La Storia sarebbe stata diversa se le assaggiatrici si fossero rifiutate di assaggiare?
«L’umanità non è composta solo da eroi. Non si può colpevolizzare chi accetta il compromesso, perché a volte è costretto a farlo. Il "sistema" non ha dato scelta. In condizioni estreme è facile anche per la vittima scivolare nella colpa. Non possiamo pensare che tutti dicano no e neanche tornare indietro».
Lei cosa avrebbe fatto al loro posto?
«È la domanda centrale del libro: sarei stata partigiana o avrei preso la tessera fascista perché era più comodo? Come diceva Primo Levi, puoi sapere come ti comporteresti in certe situazioni solo quando ci sei dentro. L’assaggiatrice a cui mi sono ispirata, sopravvissuta alla mensa forzata dei nazisti, è stata stuprata per quattordici giorni dai russi a Berlino ed è diventata sterile. Ha adottato un ragazzo e lui si è suicidato, ma fino alla sua morte, avvenuta a 96 anni, pochi giorni prima che riuscissi a incontrarla, si è aggrappataall’istinto di sopravvivenza e ha lottato per vivere».
Potrebbe succedere ancora?
«Quello che è accaduto agli ebrei non è diverso dalla situazione dei migranti.
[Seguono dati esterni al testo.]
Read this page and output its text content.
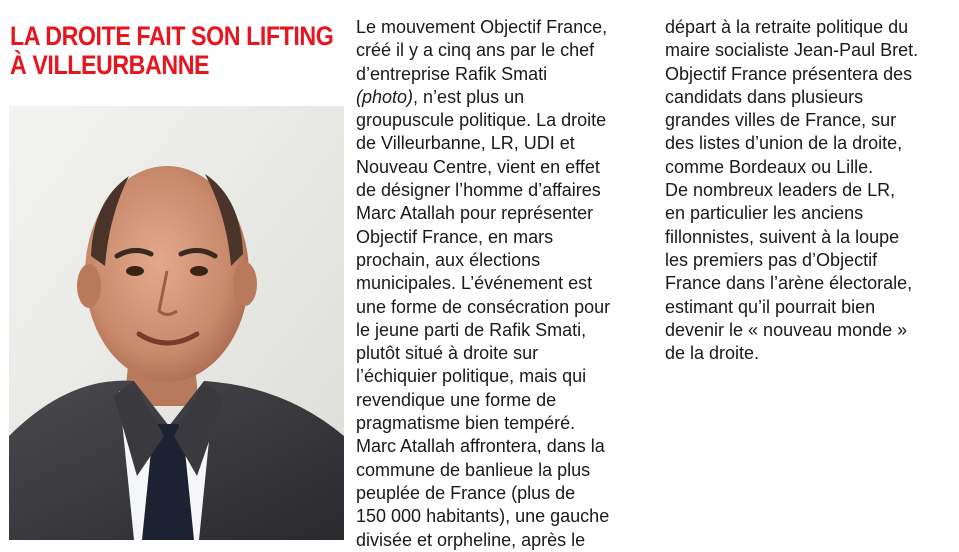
LA DROITE FAIT SON LIFTING
À VILLEURBANNE
Le mouvement Objectif France,
créé il y a cinq ans par le chef
d’entreprise Rafik Smati
(photo), n’est plus un
groupuscule politique. La droite
de Villeurbanne, LR, UDI et
Nouveau Centre, vient en effet
de désigner l’homme d’affaires
Marc Atallah pour représenter
Objectif France, en mars
prochain, aux élections
municipales. L’événement est
une forme de consécration pour
le jeune parti de Rafik Smati,
plutôt situé à droite sur
l’échiquier politique, mais qui
revendique une forme de
pragmatisme bien tempéré.
Marc Atallah affrontera, dans la
commune de banlieue la plus
peuplée de France (plus de
150 000 habitants), une gauche
divisée et orpheline, après le
départ à la retraite politique du
maire socialiste Jean-Paul Bret.
Objectif France présentera des
candidats dans plusieurs
grandes villes de France, sur
des listes d’union de la droite,
comme Bordeaux ou Lille.
De nombreux leaders de LR,
en particulier les anciens
fillonnistes, suivent à la loupe
les premiers pas d’Objectif
France dans l’arène électorale,
estimant qu’il pourrait bien
devenir le « nouveau monde »
de la droite.
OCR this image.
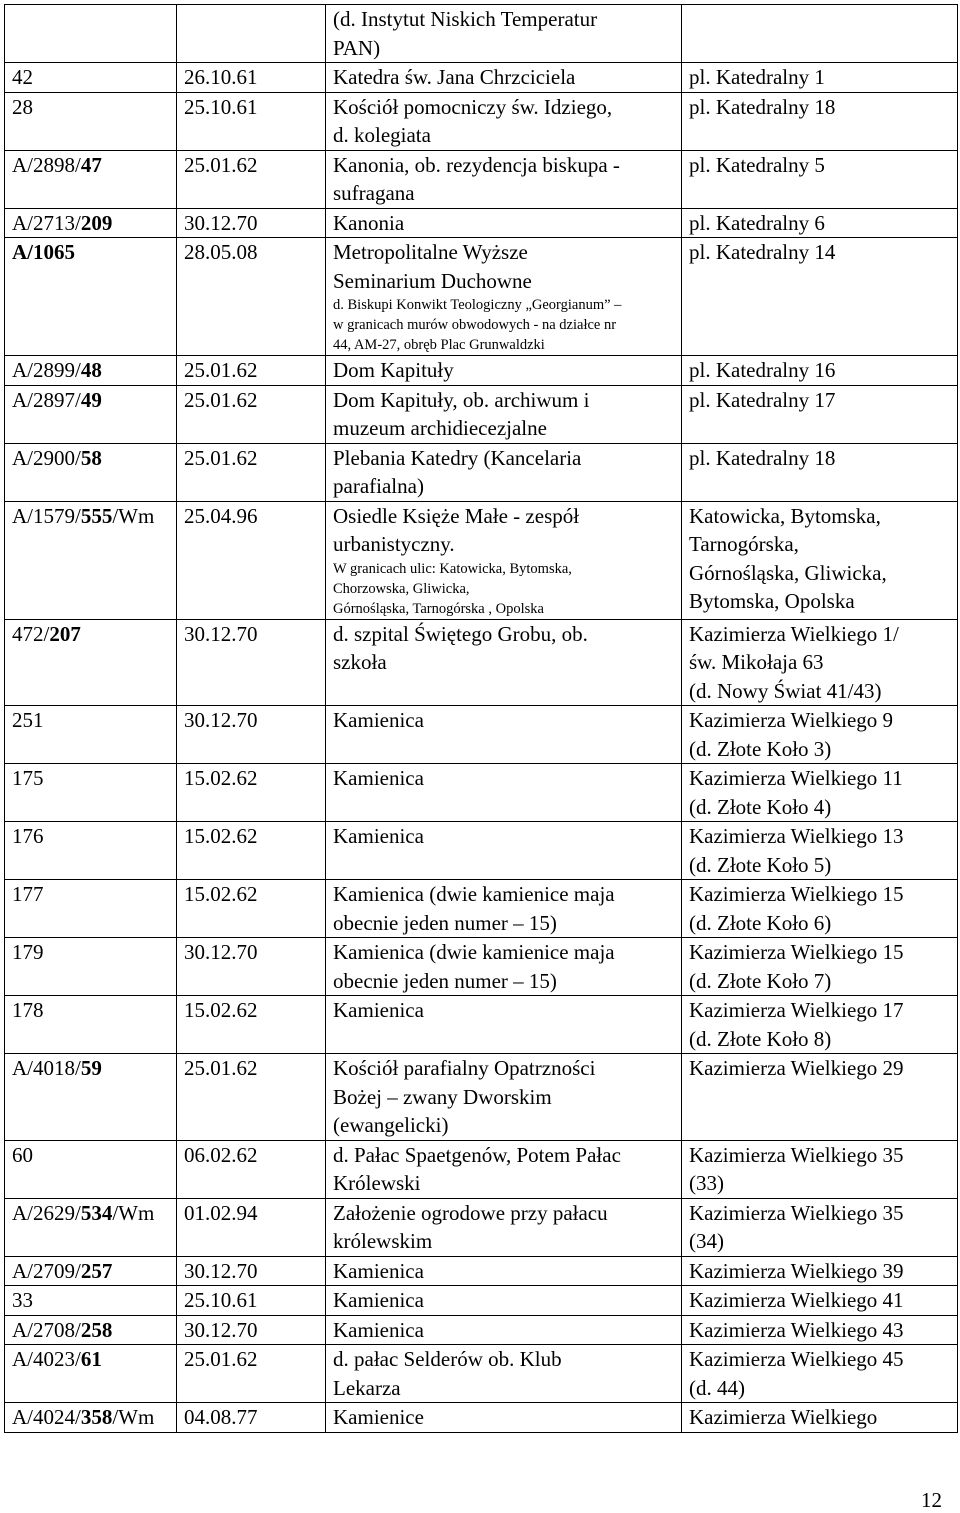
		(d. Instytut Niskich Temperatur
PAN)	

42	26.10.61	Katedra św. Jana Chrzciciela	pl. Katedralny 1

28	25.10.61	Kościół pomocniczy św. Idziego,
d. kolegiata	pl. Katedralny 18

A/2898/47	25.01.62	Kanonia, ob. rezydencja biskupa -
sufragana	pl. Katedralny 5

A/2713/209	30.12.70	Kanonia	pl. Katedralny 6

A/1065	28.05.08	Metropolitalne Wyższe
Seminarium Duchowne
d. Biskupi Konwikt Teologiczny „Georgianum” –
w granicach murów obwodowych - na działce nr
44, AM-27, obręb Plac Grunwaldzki	pl. Katedralny 14

A/2899/48	25.01.62	Dom Kapituły	pl. Katedralny 16

A/2897/49	25.01.62	Dom Kapituły, ob. archiwum i
muzeum archidiecezjalne	pl. Katedralny 17

A/2900/58	25.01.62	Plebania Katedry (Kancelaria
parafialna)	pl. Katedralny 18

A/1579/555/Wm	25.04.96	Osiedle Księże Małe - zespół
urbanistyczny.
W granicach ulic: Katowicka, Bytomska,
Chorzowska, Gliwicka,
Górnośląska, Tarnogórska , Opolska	Katowicka, Bytomska,
Tarnogórska,
Górnośląska, Gliwicka,
Bytomska, Opolska

472/207	30.12.70	d. szpital Świętego Grobu, ob.
szkoła	Kazimierza Wielkiego 1/
św. Mikołaja 63
(d. Nowy Świat 41/43)

251	30.12.70	Kamienica	Kazimierza Wielkiego 9
(d. Złote Koło 3)

175	15.02.62	Kamienica	Kazimierza Wielkiego 11
(d. Złote Koło 4)

176	15.02.62	Kamienica	Kazimierza Wielkiego 13
(d. Złote Koło 5)

177	15.02.62	Kamienica (dwie kamienice maja
obecnie jeden numer – 15)	Kazimierza Wielkiego 15
(d. Złote Koło 6)

179	30.12.70	Kamienica (dwie kamienice maja
obecnie jeden numer – 15)	Kazimierza Wielkiego 15
(d. Złote Koło 7)

178	15.02.62	Kamienica	Kazimierza Wielkiego 17
(d. Złote Koło 8)

A/4018/59	25.01.62	Kościół parafialny Opatrzności
Bożej – zwany Dworskim
(ewangelicki)	Kazimierza Wielkiego 29

60	06.02.62	d. Pałac Spaetgenów, Potem Pałac
Królewski	Kazimierza Wielkiego 35
(33)

A/2629/534/Wm	01.02.94	Założenie ogrodowe przy pałacu
królewskim	Kazimierza Wielkiego 35
(34)

A/2709/257	30.12.70	Kamienica	Kazimierza Wielkiego 39

33	25.10.61	Kamienica	Kazimierza Wielkiego 41

A/2708/258	30.12.70	Kamienica	Kazimierza Wielkiego 43

A/4023/61	25.01.62	d. pałac Selderów ob. Klub
Lekarza	Kazimierza Wielkiego 45
(d. 44)

A/4024/358/Wm	04.08.77	Kamienice	Kazimierza Wielkiego
12
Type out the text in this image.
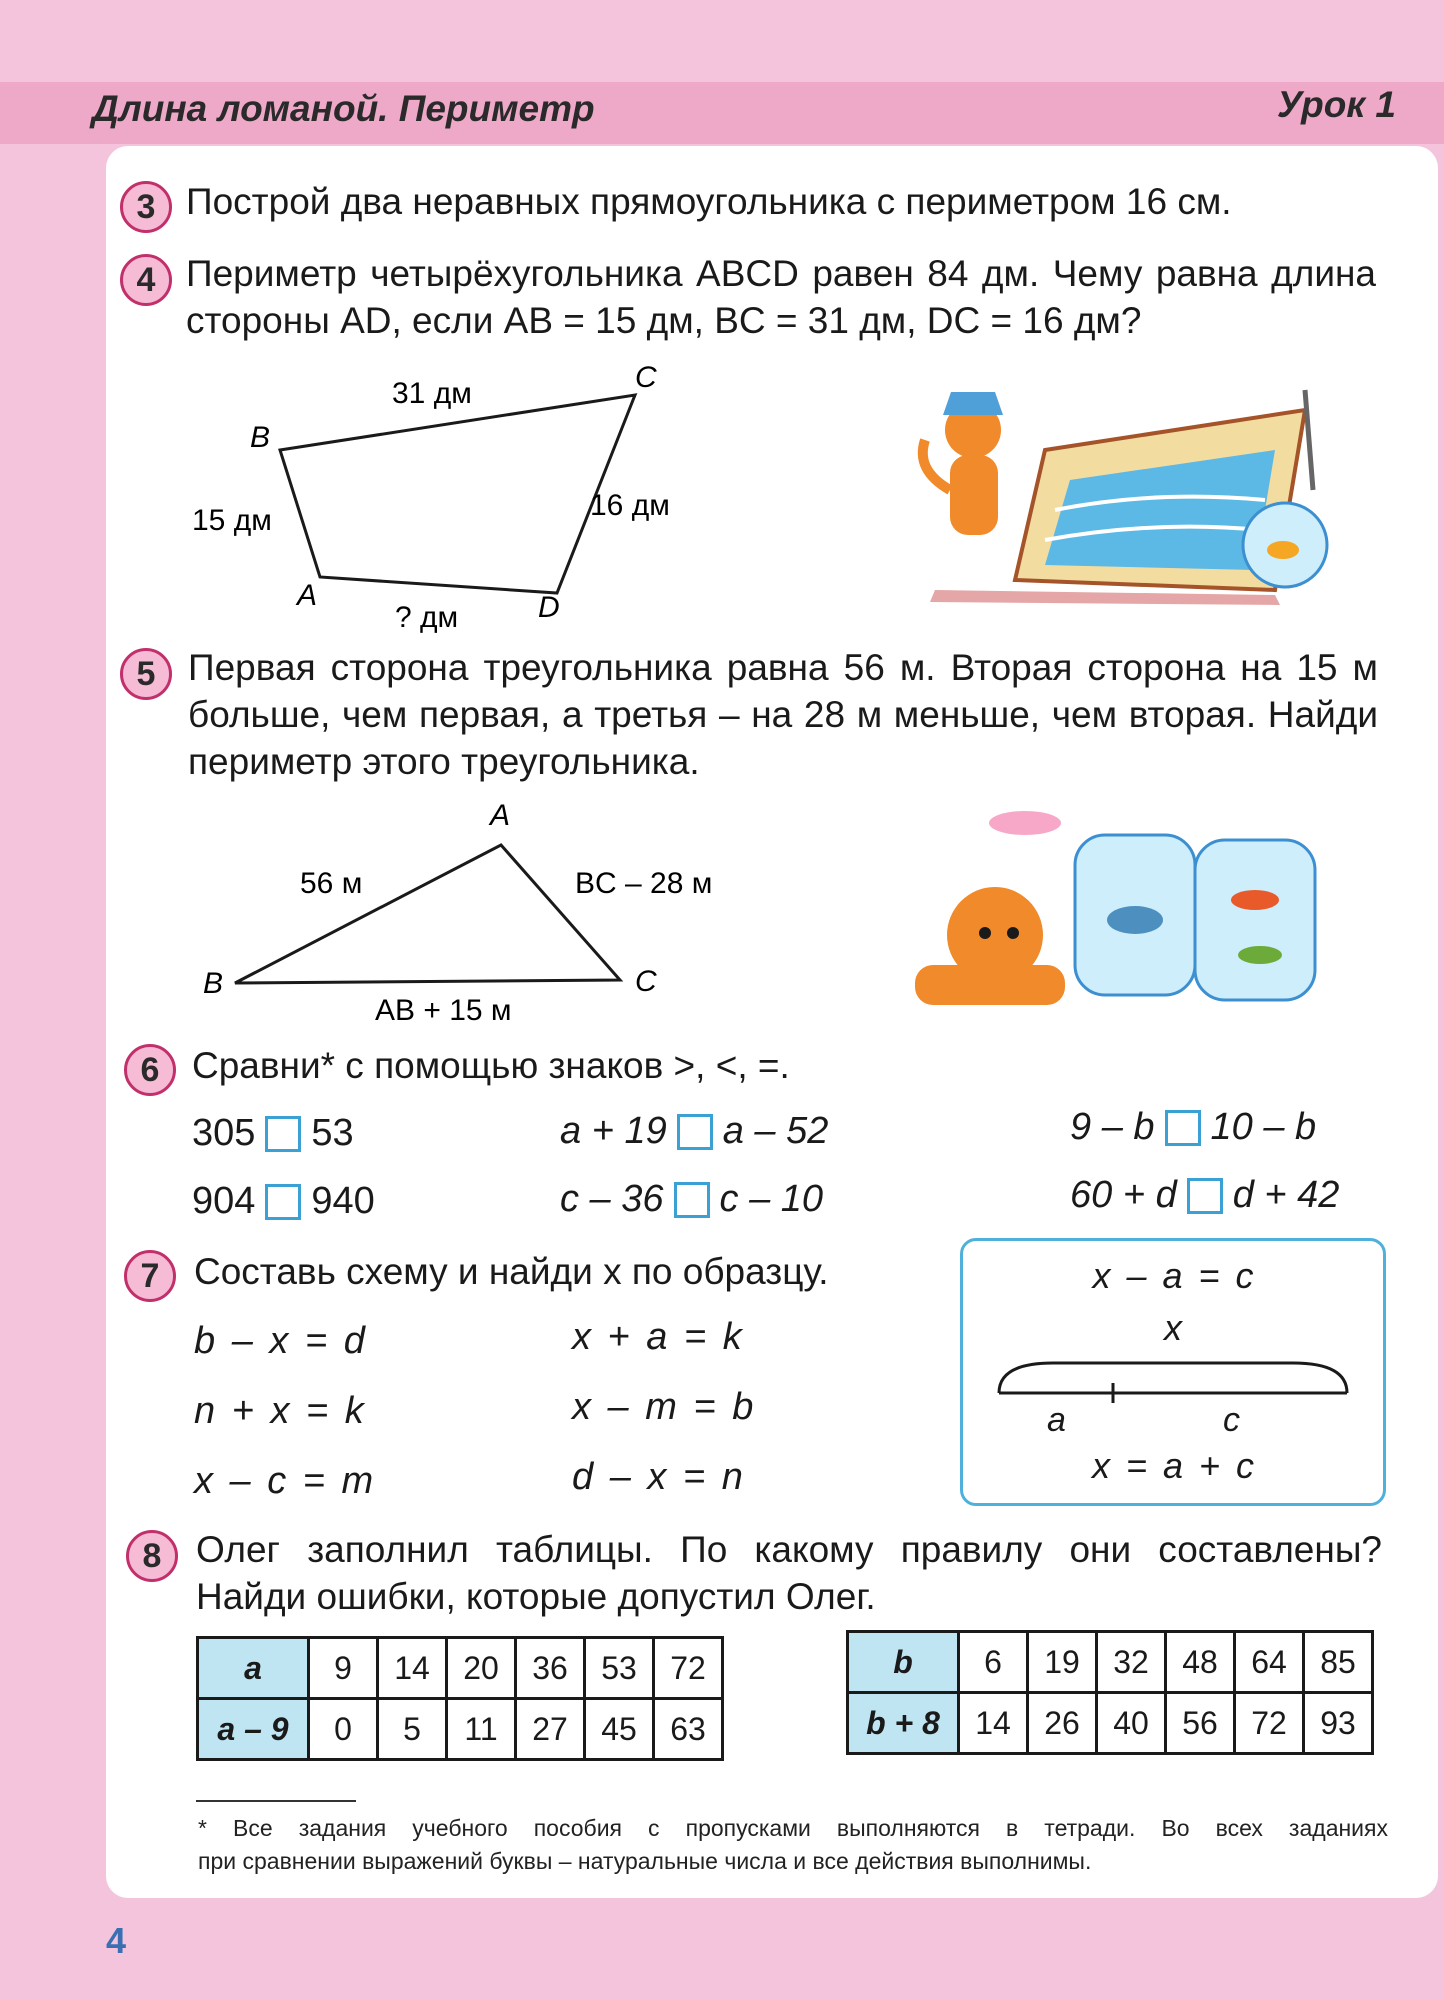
Длина ломаной. Периметр	Урок 1
3 Построй два неравных прямоугольника с периметром 16 см.
4 Периметр четырёхугольника ABCD равен 84 дм. Чему равна длина стороны AD, если AB = 15 дм, BC = 31 дм, DC = 16 дм?
B
C
A	D
31 дм
15 дм	16 дм
? дм
5 Первая сторона треугольника равна 56 м. Вторая сторона на 15 м больше, чем первая, а третья – на 28 м меньше, чем вторая. Найди периметр этого треугольника.
A
B	C
56 м	BC – 28 м
AB + 15 м
6 Сравни* с помощью знаков >, <, =.
305 53
904 940
a + 19 a – 52
c – 36 c – 10
9 – b 10 – b
60 + d d + 42
7 Составь схему и найди x по образцу.
b – x = d
n + x = k
x – c = m
x + a = k
x – m = b
d – x = n
x – a = c
x
a	c
x = a + c
8 Олег заполнил таблицы. По какому правилу они составлены? Найди ошибки, которые допустил Олег.
a	9	14	20	36	53	72
a – 9	0	5	11	27	45	63
b	6	19	32	48	64	85
b + 8	14	26	40	56	72	93
* Все задания учебного пособия с пропусками выполняются в тетради. Во всех заданиях
при сравнении выражений буквы – натуральные числа и все действия выполнимы.
4
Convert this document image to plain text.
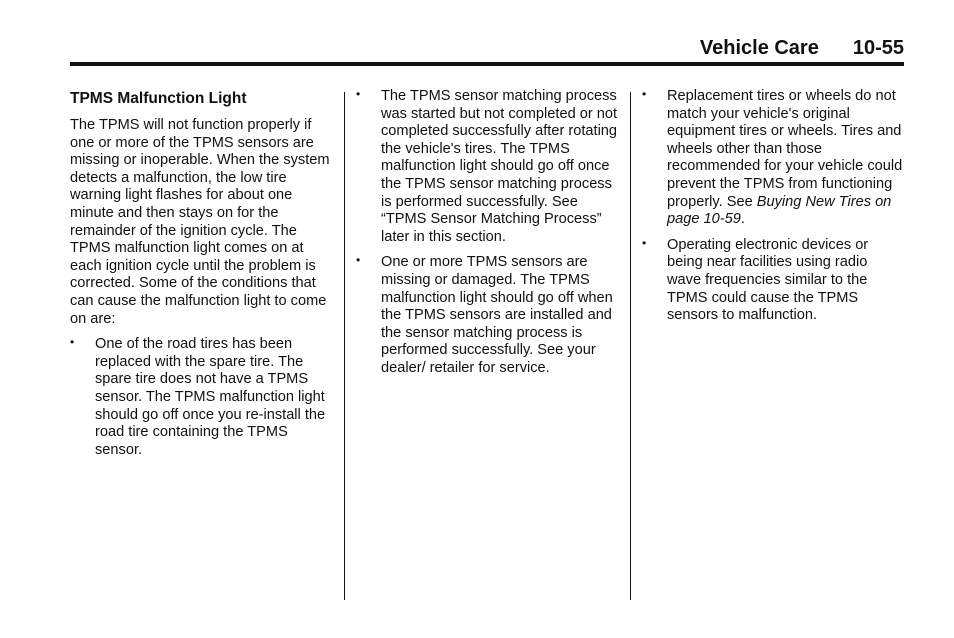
Vehicle Care 10-55
TPMS Malfunction Light

The TPMS will not function properly if one or more of the TPMS sensors are missing or inoperable. When the system detects a malfunction, the low tire warning light flashes for about one minute and then stays on for the remainder of the ignition cycle. The TPMS malfunction light comes on at each ignition cycle until the problem is corrected. Some of the conditions that can cause the malfunction light to come on are:

• One of the road tires has been replaced with the spare tire. The spare tire does not have a TPMS sensor. The TPMS malfunction light should go off once you re-install the road tire containing the TPMS sensor.
• The TPMS sensor matching process was started but not completed or not completed successfully after rotating the vehicle's tires. The TPMS malfunction light should go off once the TPMS sensor matching process is performed successfully. See “TPMS Sensor Matching Process” later in this section.
• One or more TPMS sensors are missing or damaged. The TPMS malfunction light should go off when the TPMS sensors are installed and the sensor matching process is performed successfully. See your dealer/ retailer for service.
• Replacement tires or wheels do not match your vehicle's original equipment tires or wheels. Tires and wheels other than those recommended for your vehicle could prevent the TPMS from functioning properly. See Buying New Tires on page 10-59.
• Operating electronic devices or being near facilities using radio wave frequencies similar to the TPMS could cause the TPMS sensors to malfunction.
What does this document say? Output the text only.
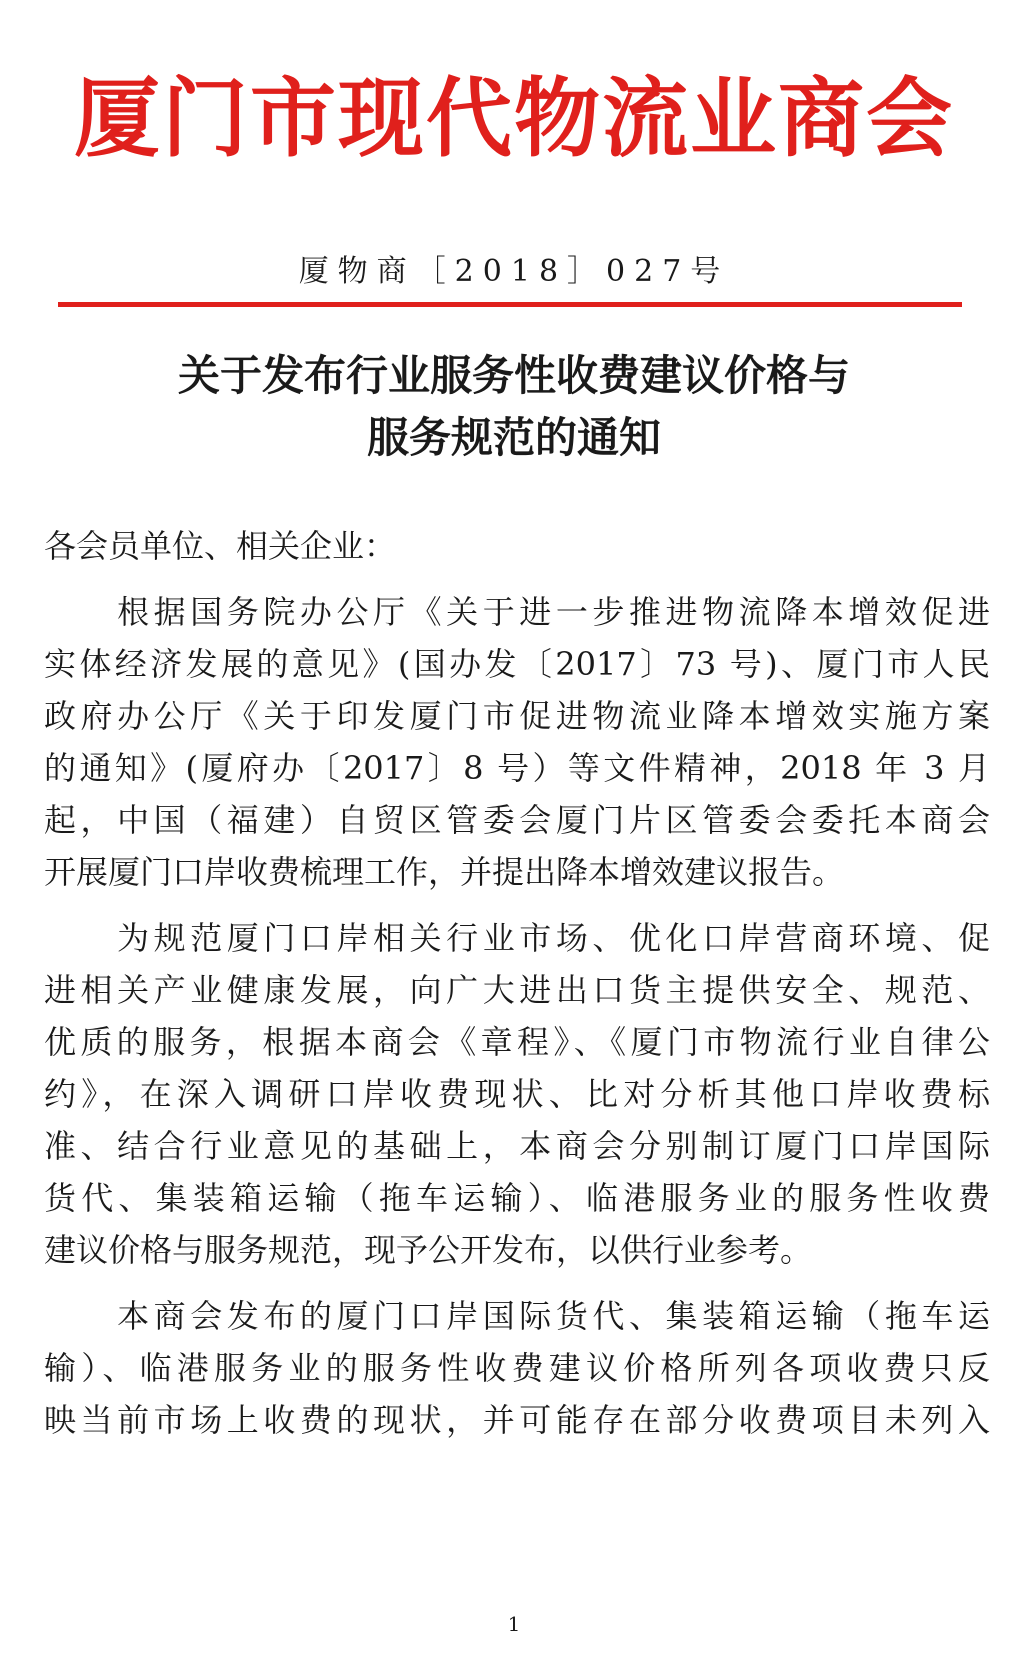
厦门市现代物流业商会
厦物商［2018］027号
关于发布行业服务性收费建议价格与
服务规范的通知
各会员单位、相关企业：
　　根据国务院办公厅《关于进一步推进物流降本增效促进
实体经济发展的意见》(国办发〔2017〕73 号)、厦门市人民
政府办公厅《关于印发厦门市促进物流业降本增效实施方案
的通知》(厦府办〔2017〕8 号）等文件精神，2018 年 3 月
起，中国（福建）自贸区管委会厦门片区管委会委托本商会
开展厦门口岸收费梳理工作，并提出降本增效建议报告。
　　为规范厦门口岸相关行业市场、优化口岸营商环境、促
进相关产业健康发展，向广大进出口货主提供安全、规范、
优质的服务，根据本商会《章程》、《厦门市物流行业自律公
约》，在深入调研口岸收费现状、比对分析其他口岸收费标
准、结合行业意见的基础上，本商会分别制订厦门口岸国际
货代、集装箱运输（拖车运输）、临港服务业的服务性收费
建议价格与服务规范，现予公开发布，以供行业参考。
　　本商会发布的厦门口岸国际货代、集装箱运输（拖车运
输）、临港服务业的服务性收费建议价格所列各项收费只反
映当前市场上收费的现状，并可能存在部分收费项目未列入
1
Ne parliamo come se fossero una massa indistinta. Finché non recupereremo il valore di ogni singola vita, saremo in pericolo».
Cosa rappresenta il cibo?
«Il cibo è qualcosa di piacevole, che può fare male. Dobbiamo assaggiare il mondo per vivere, sapendo che potrebbe ucciderci».
Cinqantamila copie vendute, ristampa da 30mila, venti traduzioni all’estero e la cessione dei diritti per farne un film: continuerà a fare la editor, oltre che la scrittrice?
«Per questo romanzo ho usato le ferie, scrivendo dalle 7 di mattina all’una di notte. Ogni tanto pensavo a chi non deve fare questi sacrifici, ma il mestiere dell’editor mi piace ancora molto. Fin da bambina sento il bisogno di scrivere, ma quando lavoro sui testi degli altri mi metto al loro servizio».
Come cambierà la sua vita?
«Sono figlia di due fruttivendoli calabresi, emigrati in Liguria, con pochi libri in casa. Non era scritto nel mio destino che facessi parte del mondo delle lettere. Con quest’avventura ho capito che se desideri fortemente una cosa e ti impegni, la ottieni. Mi concederò di provare un po’ di fierezza».
Il Campiello, nell’anno in cui ha compiuto quarant’anni: come ha festeggiato?
«Ho dedicato il premio al mio compagno. Non si è mai lamentato del tempo che sottraggo a noi per scrivere. Sabato a Venezia, quando si sono spenti i riflettori, abbiamo fatto una passeggiata da soli, di notte, nella città deserta. Ci siamo seduti di fronte al mare e gli ho detto: "Siamo felici"».